Kent State Mock Trial Team Competes at American Mock Trial Association Regional CompetitionPosted March 25, 2013 | Monique Zappa
Two Kent State University students received awards at the American Mock Trial Association (AMTA) Regional Competition in February. Freshman Zachary Nichels and senior political science major Thomas Walsh both won All Regional Tournament Awards for high performance in their witness roles. This year’s competition took place in Washington, Pa.
For the past 14 years, Kent State’s Department of Political Science and the College of Arts and Sciences joined together to send one team to the American Mock Trial Association competition. During the competition, the teams must act out a court case. This year’s case was an accidental death during a scuba diving expedition. The Kent State students developed defense and prosecution teams. Some team members took the roles of attorneys, and others played key character witness roles.
The team did not advance to nationals this year, but coaches Peter Kratcoski, Ph.D., an emeritus professor who currently serves as adjunct professor of sociology and justice studies, and his son Peter Kratcoski, Jr., an attorney and Kent State instructor in justice studies, were proud of the team’s performance.
Although several of the students had competed in mock court competition in high school, none of the team members competed before at the higher education mock trial level. Kent State competed against strong teams from schools such as, Carnegie-Mellon, Cornell University, Michigan State and the University of Michigan.
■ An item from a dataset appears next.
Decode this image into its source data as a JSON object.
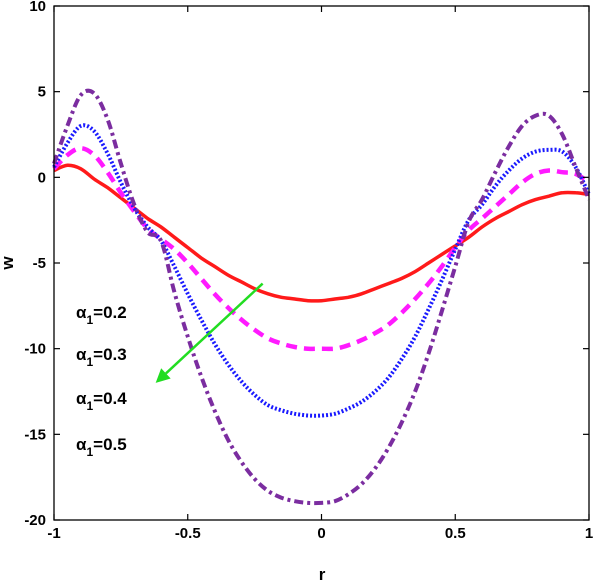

Kent State’s mock trial team is open to students in all majors. Currently, the coaches prepare the students for competition through classroom instruction and training sessions during the fall semester, and in the spring semester, the students compete against other universities. The students enroll in Political Science 40993: Workshop in Trial Practicum for the spring semester. Both coaches are hoping that the number of participants will increase next year so that two teams can be created
The coaches say that if the course were offered during the fall semester, it would give the team more time to learn the procedures and rules and to practice mock court cases.
“That would allow us to do scrimmages, known as flights,” says Kratcoski Jr. “Right now we can’t start recruiting until late September or early October.”
Kratcoski Jr. also says that many of the other schools attend “flights” throughout the fall semester to better prepare themselves for the American Mock Trial Association competition.
“With more time and funding, our Kent State team can gain more experience to compete in future competitions,” says Kratcoski, Jr. "We are seeking funding sources for future tournaments.”